Cent pour cent Star Ac’, la nouvelle comédie musicale de Kamel Ouali? Concernant les têtes d’affiche, oui. Chorégraphe attitré du fameux télé- crochet, Kamel Ouali a, dit-il, créé le spectacle Cléopâtre pour une seule et unique personne, Sofia Essaïdi, elle-même candidate de la troisième Star Academy, en 2003. Chargée de strass, le corps moulé dans une robe de péplum, elle ondule d’une scène à l’autre, jetée au pied de Jules César (Christopher Stills, le fils de Véronique Sanson), qu’elle aime et qui meurt assassiné, puis s’extasie de bonheur dans les bras musculeux de Marc Antoine (Florian Etienne). Sofia-Cléopâtre danse, joue la comédie et chante. Sur des rythmes technos, R’n’B et rock.
Une femme moderne
«Le répertoire de Cléopâtre n’est clairement pas le mien. Moi, c’est le jazz et la chanson à textes. Jamais je n’aurais interprété du rock ou de la variété. Voilà l’intérêt de ce spectacle. On se met au service d’un projet. Et on fait tout. Durant la création, j’avais toujours mon mot à dire. Bien sûr, il y a des choses qui s’imposent. Un accord de rock reste un accord de rock. Et c’était la première fois pour moi.» Là où elle est le plus à l’aise, dit-elle, c’est dans le spectacle pur et dur. «Depuis toujours, je suis show. On vous demande de chanter puis de voler, des harnais crochés dans le dos! Le spectacle pousse à se dépasser et j’aime ça.» Sofia Essaïdi devient Cléopâtre. Mais une Cléopâtre résolument moderne, qui déclare en chantant «Je suis une femme d’aujourd’hui/Mon corps n’est pas soumis.» Anachronisme? «Mais elle était moderne! C’était une femme de tête, elle dirigeait un pays. Cléopâtre, c’est le combat des femmes d’aujourd’hui qui veulent conjuguer enfant, travail et
indépendance.» Descendante de la famille grecque Ptolémée, la célèbre reine égyptienne aura mis son temps avant de séduire la chanteuse. «Avant, j’y voyais une reine implacable, sans cœur. Son image restait assez vague cependant. Sinon le souvenir de films, de cours d’histoire. Puis je me suis documentée. Mais Cléopâtre ne s’est vraiment révélée que lorsque j’ai commencé le travail sur scène. J’ai découvert une femme pleine d’émotion et de subtilité.» Mais ce n’est que la dernière semaine avant la générale que Sofia rentre vraiment dans le personnage. Lorsque tout le reste, chant, danse, costume, était au point. «Je rentrais à minuit des répétitions pour me faire des schémas de ses émotions.
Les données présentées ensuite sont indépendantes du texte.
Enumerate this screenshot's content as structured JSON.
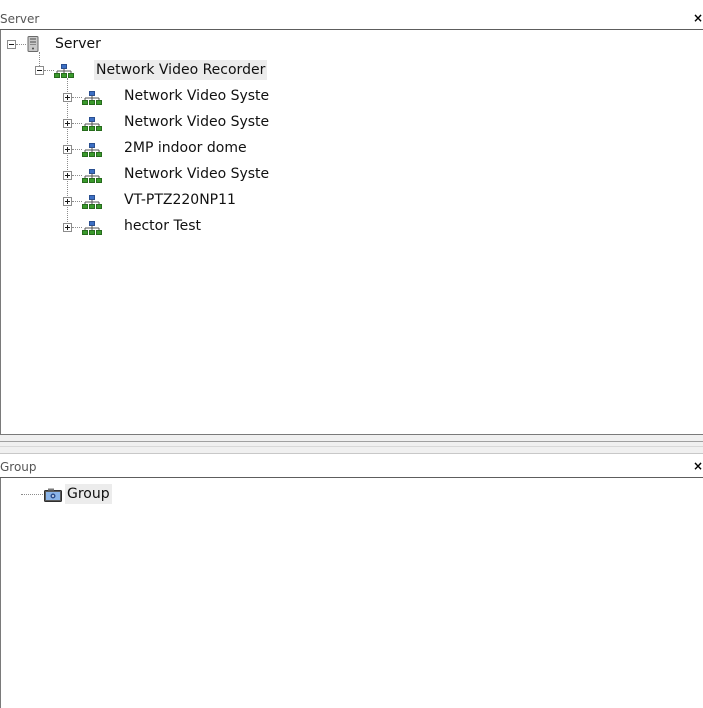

Qu’est-ce qu’il fallait ressentir et à quel moment? Au début de l’histoire, Cléopâtre a 17 ans, lorsqu’elle meurt, elle en a 38!»
Envie de cinéma
En marge de la comédie musicale, Sofia Essaïdi n’a pas traîné. «J’ai la chance d’avoir eu le rôle-titre du téléfilm Aïcha, de Yamina Benguigui. Autant cet engagement me pétrifiait, autant il a confirmé mon investissement. Pour la suite, le cinéma s’impose comme une priorité.» Polyvalente, Sofia Essaïdi risque-t-elle de trop en faire? «Je me définis avant tout comme artiste. Alors je ne me sens pas limitée.»?